El espectador propone sus normas de la misma manera que el artista: no hay nada escrito sobre lo que se puede o no se puede hacer. Ya no es un observador pasivo, sino un activador

La creciente presencia de la performance en el museo no es una coincidencia. Es un síntoma de un deseo de cambio, la necesidad de nuevas reglas del juego que abran nuevas eventualidades. Es una pulsión compartida por artistas, trabajadores de instituciones y usuarios. Por su naturaleza volátil, compleja, muchas veces indescifrable e intensamente humana, aviva en los museos situaciones que se avistaban como durmientes. La necesidad de renegociar la relación de los espectadores con la experiencia, la agitación de una somnolienta historia del arte anclada muchas veces en conceptos que ya no pueden ser válidos, y la imprescindible puesta en tela de juicio de valores y códigos hegemónicos son elementos que amparan esta voluntad. Paralelamente, se ejerce una resistencia ante las normalidades asumidas que se instalaron como reglas básicas del sistema –las lógicas de productividad y utilidad, las estrategias de legitimación, las jerarquías–.

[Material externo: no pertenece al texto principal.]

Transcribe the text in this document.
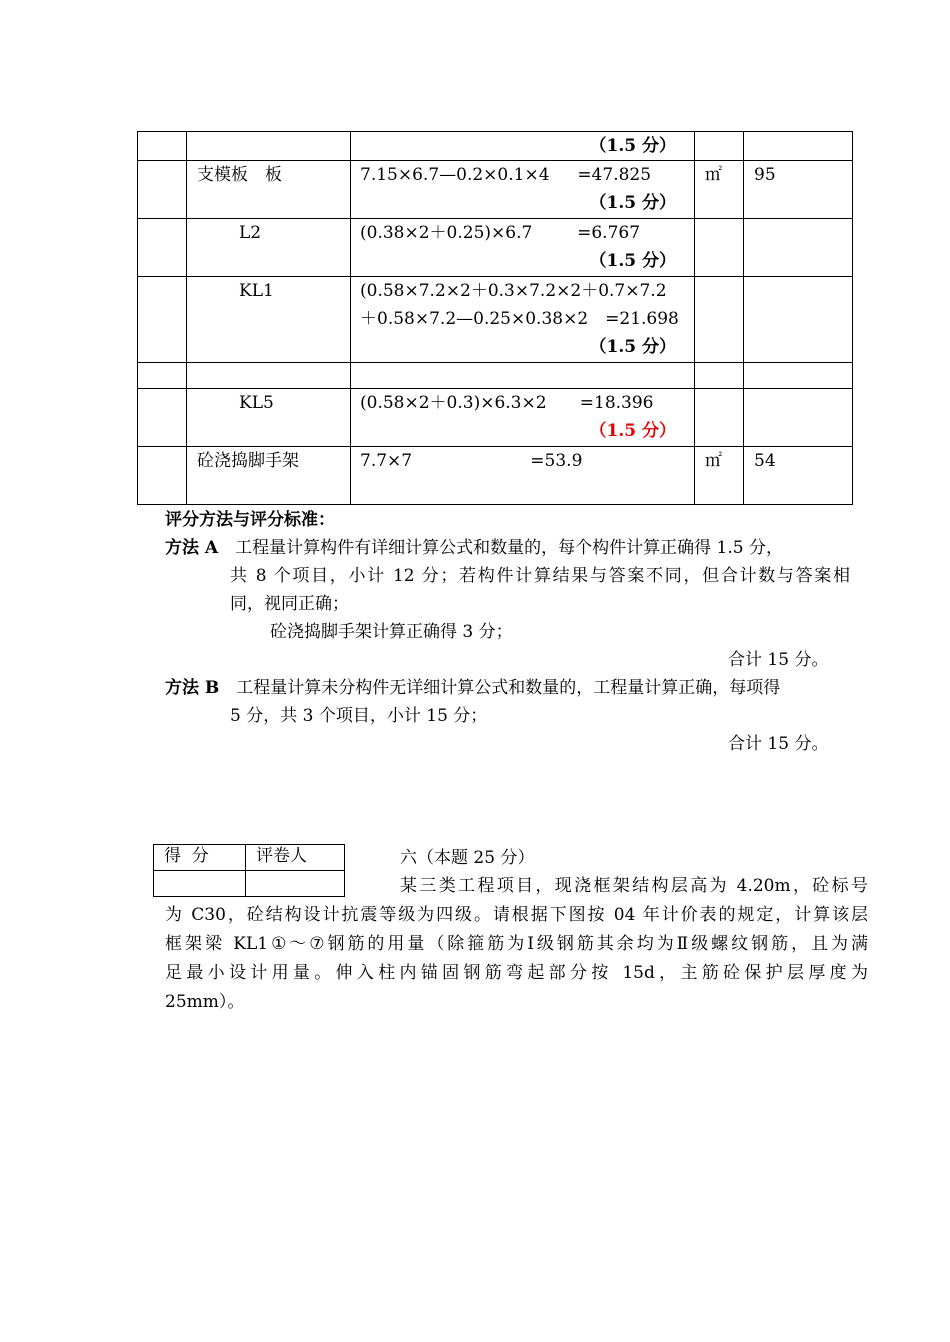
		（1.5 分）		

	支模板　板	7.15×6.7—0.2×0.1×4　  =47.825
（1.5 分）	㎡	95
	L2	(0.38×2＋0.25)×6.7　　  =6.767
（1.5 分）		

	KL1	(0.58×7.2×2＋0.3×7.2×2＋0.7×7.2
＋0.58×7.2—0.25×0.38×2　=21.698
（1.5 分）		

	KL5	(0.58×2＋0.3)×6.3×2　   =18.396
（1.5 分）		

	砼浇捣脚手架	7.7×7　　　　　　   =53.9	㎡	54
评分方法与评分标准：
方法 A　工程量计算构件有详细计算公式和数量的，每个构件计算正确得 1.5 分，
共 8 个项目，小计 12 分；若构件计算结果与答案不同，但合计数与答案相
同，视同正确；
砼浇捣脚手架计算正确得 3 分；
合计 15 分。
方法 B　工程量计算未分构件无详细计算公式和数量的，工程量计算正确，每项得
5 分，共 3 个项目，小计 15 分；
合计 15 分。
得  分	评卷人
		六（本题 25 分）
某三类工程项目，现浇框架结构层高为 4.20m，砼标号
为 C30，砼结构设计抗震等级为四级。请根据下图按 04 年计价表的规定，计算该层
框架梁 KL1①～⑦钢筋的用量（除箍筋为Ⅰ级钢筋其余均为Ⅱ级螺纹钢筋，且为满
足最小设计用量。伸入柱内锚固钢筋弯起部分按 15d，主筋砼保护层厚度为
25mm）。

El papel del público se renueva. Quiere, como el performer, liberarse de la disciplina que ata los cuerpos y las mentes a la persecución de ciertos ideales. Persigue un legítimo deseo de pertenecer, aunque sea por un momento, a una comunidad que le una a otros con quienes comparte el tiempo, el espacio y la voluntad de que algunas pautas habituales del museo queden en suspensión. El espectador propone sus normas de la misma manera que el artista: no hay nada escrito sobre lo que se puede o no se puede hacer. Ya no es un observador pasivo, sino un activador de situaciones tan imprescindible como el resto de implicados en la generación de sentido, que aportan su presencia y su capacidad de reacción a aquello que ven. Todo esto tiene que convivir con museos que, al menos durante un largo tiempo más, seguirán adscritos a la convencionalidad de la conservación, estudio y exhibición de objetos.